- Built: First Phase: 2021–2024 (planned); Second Phase: 2024–2026 (planned);
- Location: Jamnagar, India
- Coordinates: 22°22′37.02″N 69°54′14.03″E﻿ / ﻿22.3769500°N 69.9038972°E
- Industry: Renewable energy;
- Products: Lithium-ion batteries; Solar panels; Powerwall; Megapack;
- Area: Land: 7.8125 sq mi (20.234 km^{2}; 5,000.0 acres);
- Owner: Reliance Industries
- Website: www.ril.com/OurBusinesses/New-Energy.aspx

= Dhirubhai Ambani Green Energy Giga Complex =

Renewable energy manufacturing complex

The Dhirubhai Ambani Green Energy Giga Complex (also known as Jamnagar Green Energy Giga Complex) is a mega project being developed by Reliance Industries in Jamnagar, Gujarat, India.

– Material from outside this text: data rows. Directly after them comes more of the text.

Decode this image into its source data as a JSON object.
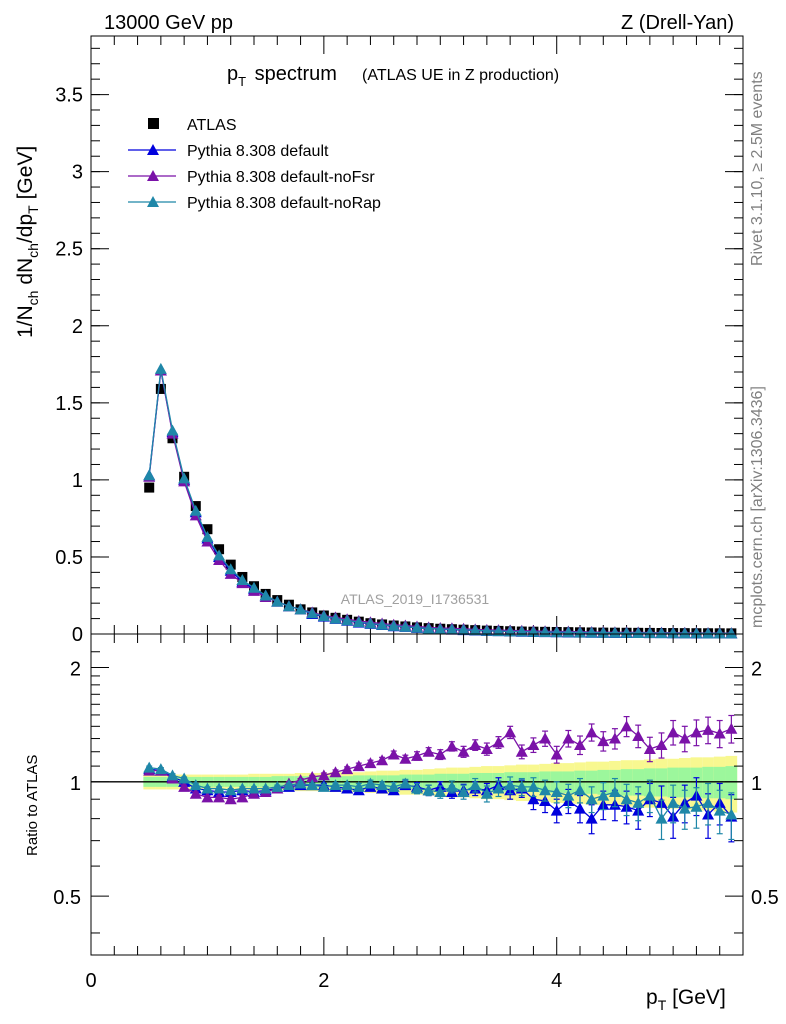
{
  "header": {
    "left": "13000 GeV pp",
    "right": "Z (Drell-Yan)"
  },
  "side_labels": {
    "rivet": "Rivet 3.1.10, ≥ 2.5M events",
    "mcplots": "mcplots.cern.ch [arXiv:1306.3436]"
  },
  "colors": {
    "data": "#000000",
    "default": "#0000dd",
    "noFsr": "#7a12a8",
    "noRap": "#1f87a8",
    "band_inner": "#9cf79c",
    "band_outer": "#f8f890"
  },
  "chart_data": [
    {
      "type": "scatter",
      "panel": "main",
      "title": "p_T spectrum",
      "subtitle": "(ATLAS UE in Z production)",
      "watermark": "ATLAS_2019_I1736531",
      "xlabel": "p_T [GeV]",
      "ylabel": "1/N_ch dN_ch/dp_T [GeV]",
      "xlim": [
        0,
        5.6
      ],
      "ylim": [
        0,
        3.88
      ],
      "y_ticks": [
        "0",
        "0.5",
        "1",
        "1.5",
        "2",
        "2.5",
        "3",
        "3.5"
      ],
      "y_tick_values": [
        0,
        0.5,
        1,
        1.5,
        2,
        2.5,
        3,
        3.5
      ],
      "legend_position": "top-left",
      "x": [
        0.5,
        0.6,
        0.7,
        0.8,
        0.9,
        1.0,
        1.1,
        1.2,
        1.3,
        1.4,
        1.5,
        1.6,
        1.7,
        1.8,
        1.9,
        2.0,
        2.1,
        2.2,
        2.3,
        2.4,
        2.5,
        2.6,
        2.7,
        2.8,
        2.9,
        3.0,
        3.1,
        3.2,
        3.3,
        3.4,
        3.5,
        3.6,
        3.7,
        3.8,
        3.9,
        4.0,
        4.1,
        4.2,
        4.3,
        4.4,
        4.5,
        4.6,
        4.7,
        4.8,
        4.9,
        5.0,
        5.1,
        5.2,
        5.3,
        5.4,
        5.5
      ],
      "series": [
        {
          "name": "ATLAS",
          "values": [
            0.95,
            1.59,
            1.27,
            1.02,
            0.83,
            0.68,
            0.55,
            0.45,
            0.37,
            0.31,
            0.26,
            0.22,
            0.19,
            0.16,
            0.14,
            0.12,
            0.105,
            0.092,
            0.08,
            0.07,
            0.062,
            0.055,
            0.049,
            0.043,
            0.038,
            0.034,
            0.031,
            0.028,
            0.025,
            0.022,
            0.02,
            0.018,
            0.016,
            0.015,
            0.014,
            0.013,
            0.012,
            0.011,
            0.01,
            0.009,
            0.0085,
            0.008,
            0.0075,
            0.007,
            0.0065,
            0.006,
            0.0055,
            0.005,
            0.0048,
            0.0045,
            0.0042
          ]
        },
        {
          "name": "Pythia 8.308 default",
          "values": [
            1.03,
            1.71,
            1.31,
            1.0,
            0.79,
            0.62,
            0.5,
            0.41,
            0.34,
            0.29,
            0.25,
            0.21,
            0.18,
            0.16,
            0.13,
            0.113,
            0.098,
            0.086,
            0.074,
            0.066,
            0.058,
            0.05,
            0.046,
            0.04,
            0.035,
            0.032,
            0.028,
            0.025,
            0.023,
            0.02,
            0.019,
            0.017,
            0.015,
            0.013,
            0.012,
            0.011,
            0.01,
            0.009,
            0.0085,
            0.0078,
            0.007,
            0.0068,
            0.0062,
            0.0058,
            0.0055,
            0.0052,
            0.0048,
            0.0044,
            0.004,
            0.0038,
            0.0035
          ]
        },
        {
          "name": "Pythia 8.308 default-noFsr",
          "values": [
            1.02,
            1.71,
            1.3,
            0.99,
            0.77,
            0.6,
            0.48,
            0.39,
            0.33,
            0.28,
            0.24,
            0.21,
            0.18,
            0.16,
            0.14,
            0.12,
            0.108,
            0.096,
            0.084,
            0.076,
            0.068,
            0.06,
            0.055,
            0.049,
            0.043,
            0.039,
            0.037,
            0.034,
            0.03,
            0.027,
            0.025,
            0.023,
            0.021,
            0.02,
            0.018,
            0.017,
            0.016,
            0.015,
            0.013,
            0.012,
            0.011,
            0.011,
            0.0105,
            0.0095,
            0.0088,
            0.0083,
            0.0078,
            0.0072,
            0.0067,
            0.0063,
            0.0058
          ]
        },
        {
          "name": "Pythia 8.308 default-noRap",
          "values": [
            1.03,
            1.72,
            1.32,
            1.01,
            0.8,
            0.63,
            0.51,
            0.42,
            0.35,
            0.3,
            0.25,
            0.21,
            0.18,
            0.16,
            0.135,
            0.116,
            0.1,
            0.088,
            0.077,
            0.068,
            0.06,
            0.053,
            0.047,
            0.041,
            0.036,
            0.032,
            0.03,
            0.027,
            0.024,
            0.021,
            0.019,
            0.017,
            0.016,
            0.014,
            0.013,
            0.012,
            0.011,
            0.01,
            0.0092,
            0.0084,
            0.0078,
            0.0072,
            0.0068,
            0.0062,
            0.0058,
            0.0054,
            0.005,
            0.0046,
            0.0043,
            0.0041,
            0.0038
          ]
        }
      ]
    },
    {
      "type": "scatter",
      "panel": "ratio",
      "ylabel": "Ratio to ATLAS",
      "xlabel": "p_T [GeV]",
      "xlim": [
        0,
        5.6
      ],
      "ylim": [
        0.35,
        2.45
      ],
      "y_scale": "log",
      "x_ticks": [
        "0",
        "2",
        "4"
      ],
      "x_tick_values": [
        0,
        2,
        4
      ],
      "y_ticks": [
        "0.5",
        "1",
        "2"
      ],
      "y_tick_values": [
        0.5,
        1,
        2
      ],
      "x": [
        0.5,
        0.6,
        0.7,
        0.8,
        0.9,
        1.0,
        1.1,
        1.2,
        1.3,
        1.4,
        1.5,
        1.6,
        1.7,
        1.8,
        1.9,
        2.0,
        2.1,
        2.2,
        2.3,
        2.4,
        2.5,
        2.6,
        2.7,
        2.8,
        2.9,
        3.0,
        3.1,
        3.2,
        3.3,
        3.4,
        3.5,
        3.6,
        3.7,
        3.8,
        3.9,
        4.0,
        4.1,
        4.2,
        4.3,
        4.4,
        4.5,
        4.6,
        4.7,
        4.8,
        4.9,
        5.0,
        5.1,
        5.2,
        5.3,
        5.4,
        5.5
      ],
      "band_inner": [
        0.03,
        0.03,
        0.03,
        0.03,
        0.03,
        0.03,
        0.03,
        0.03,
        0.03,
        0.03,
        0.03,
        0.035,
        0.035,
        0.035,
        0.035,
        0.035,
        0.035,
        0.035,
        0.04,
        0.04,
        0.04,
        0.04,
        0.045,
        0.045,
        0.045,
        0.05,
        0.05,
        0.05,
        0.055,
        0.055,
        0.055,
        0.06,
        0.06,
        0.06,
        0.065,
        0.065,
        0.065,
        0.07,
        0.07,
        0.075,
        0.075,
        0.08,
        0.08,
        0.085,
        0.085,
        0.09,
        0.09,
        0.09,
        0.095,
        0.095,
        0.1
      ],
      "band_outer": [
        0.045,
        0.045,
        0.045,
        0.045,
        0.045,
        0.045,
        0.045,
        0.045,
        0.045,
        0.05,
        0.05,
        0.05,
        0.05,
        0.055,
        0.055,
        0.055,
        0.06,
        0.06,
        0.06,
        0.065,
        0.07,
        0.07,
        0.075,
        0.075,
        0.08,
        0.085,
        0.09,
        0.09,
        0.095,
        0.1,
        0.1,
        0.105,
        0.11,
        0.11,
        0.115,
        0.12,
        0.12,
        0.125,
        0.13,
        0.13,
        0.135,
        0.14,
        0.14,
        0.145,
        0.15,
        0.15,
        0.155,
        0.16,
        0.16,
        0.165,
        0.17
      ],
      "series": [
        {
          "name": "Pythia 8.308 default",
          "values": [
            1.08,
            1.07,
            1.03,
            1.0,
            0.96,
            0.95,
            0.94,
            0.94,
            0.95,
            0.94,
            0.95,
            0.96,
            0.97,
            0.98,
            0.98,
            0.98,
            0.97,
            0.96,
            0.95,
            0.97,
            0.96,
            0.95,
            0.98,
            0.97,
            0.95,
            0.97,
            0.94,
            0.95,
            0.96,
            0.95,
            0.98,
            0.95,
            0.96,
            0.9,
            0.89,
            0.84,
            0.89,
            0.85,
            0.8,
            0.87,
            0.87,
            0.86,
            0.84,
            0.9,
            0.88,
            0.81,
            0.88,
            0.92,
            0.82,
            0.88,
            0.81
          ],
          "errors": [
            0.01,
            0.01,
            0.01,
            0.01,
            0.01,
            0.01,
            0.01,
            0.01,
            0.01,
            0.01,
            0.01,
            0.01,
            0.01,
            0.01,
            0.01,
            0.01,
            0.015,
            0.015,
            0.015,
            0.02,
            0.02,
            0.02,
            0.025,
            0.025,
            0.03,
            0.03,
            0.035,
            0.035,
            0.04,
            0.04,
            0.045,
            0.05,
            0.05,
            0.055,
            0.06,
            0.06,
            0.065,
            0.07,
            0.07,
            0.075,
            0.08,
            0.085,
            0.09,
            0.09,
            0.095,
            0.1,
            0.1,
            0.105,
            0.11,
            0.11,
            0.115
          ]
        },
        {
          "name": "Pythia 8.308 default-noFsr",
          "values": [
            1.07,
            1.07,
            1.02,
            0.97,
            0.93,
            0.91,
            0.91,
            0.9,
            0.91,
            0.93,
            0.94,
            0.96,
            0.99,
            1.01,
            1.03,
            1.04,
            1.06,
            1.08,
            1.1,
            1.12,
            1.14,
            1.18,
            1.15,
            1.17,
            1.2,
            1.18,
            1.24,
            1.2,
            1.25,
            1.22,
            1.27,
            1.35,
            1.2,
            1.25,
            1.3,
            1.18,
            1.3,
            1.25,
            1.35,
            1.28,
            1.3,
            1.4,
            1.32,
            1.22,
            1.25,
            1.35,
            1.3,
            1.35,
            1.37,
            1.34,
            1.38
          ],
          "errors": [
            0.01,
            0.01,
            0.01,
            0.01,
            0.01,
            0.01,
            0.01,
            0.01,
            0.01,
            0.01,
            0.01,
            0.01,
            0.01,
            0.01,
            0.01,
            0.015,
            0.015,
            0.015,
            0.02,
            0.02,
            0.02,
            0.025,
            0.025,
            0.03,
            0.03,
            0.035,
            0.035,
            0.04,
            0.04,
            0.045,
            0.045,
            0.05,
            0.05,
            0.055,
            0.06,
            0.06,
            0.065,
            0.07,
            0.07,
            0.075,
            0.08,
            0.085,
            0.09,
            0.09,
            0.095,
            0.1,
            0.1,
            0.105,
            0.11,
            0.11,
            0.115
          ]
        },
        {
          "name": "Pythia 8.308 default-noRap",
          "values": [
            1.09,
            1.08,
            1.04,
            1.02,
            0.98,
            0.96,
            0.96,
            0.95,
            0.96,
            0.96,
            0.96,
            0.97,
            0.98,
            0.99,
            0.98,
            0.97,
            0.98,
            0.98,
            0.97,
            0.99,
            0.98,
            0.97,
            0.99,
            0.96,
            0.95,
            0.94,
            0.97,
            0.94,
            0.98,
            0.93,
            0.96,
            0.98,
            0.97,
            0.97,
            0.95,
            0.94,
            0.92,
            0.95,
            0.9,
            0.92,
            0.94,
            0.9,
            0.88,
            0.92,
            0.8,
            0.88,
            0.85,
            0.86,
            0.88,
            0.84,
            0.82
          ],
          "errors": [
            0.01,
            0.01,
            0.01,
            0.01,
            0.01,
            0.01,
            0.01,
            0.01,
            0.01,
            0.01,
            0.01,
            0.01,
            0.01,
            0.01,
            0.01,
            0.015,
            0.015,
            0.015,
            0.02,
            0.02,
            0.02,
            0.025,
            0.025,
            0.03,
            0.03,
            0.035,
            0.035,
            0.04,
            0.04,
            0.045,
            0.045,
            0.05,
            0.05,
            0.055,
            0.06,
            0.06,
            0.065,
            0.07,
            0.07,
            0.075,
            0.08,
            0.085,
            0.09,
            0.09,
            0.095,
            0.1,
            0.1,
            0.105,
            0.11,
            0.11,
            0.115
          ]
        }
      ]
    }
  ]
}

This is a fully integrated renewable energy manufacturing complex that will build gigafactories for photovoltaic panels, energy storage, green hydrogen, electrolyzers and fuel cells systems. The complex is being built on a 5000 acre site and is expected to cost ₹75,000 crores (US$10 billion). The first phase of the project, which includes the construction of a 20 GW solar photovoltaic module factory, is expected to be completed by 2023, 5 GWh annual cell to pack manufacturing facility by 2024, and further scale up to 50 GWh & 100 GWh annual capacity by 2027 & 2030.

In 2021, Mukesh Ambani announced as part of the annual company report that Reliance has begun construction on the Dhirubhai Ambani Green Energy Giga Complex.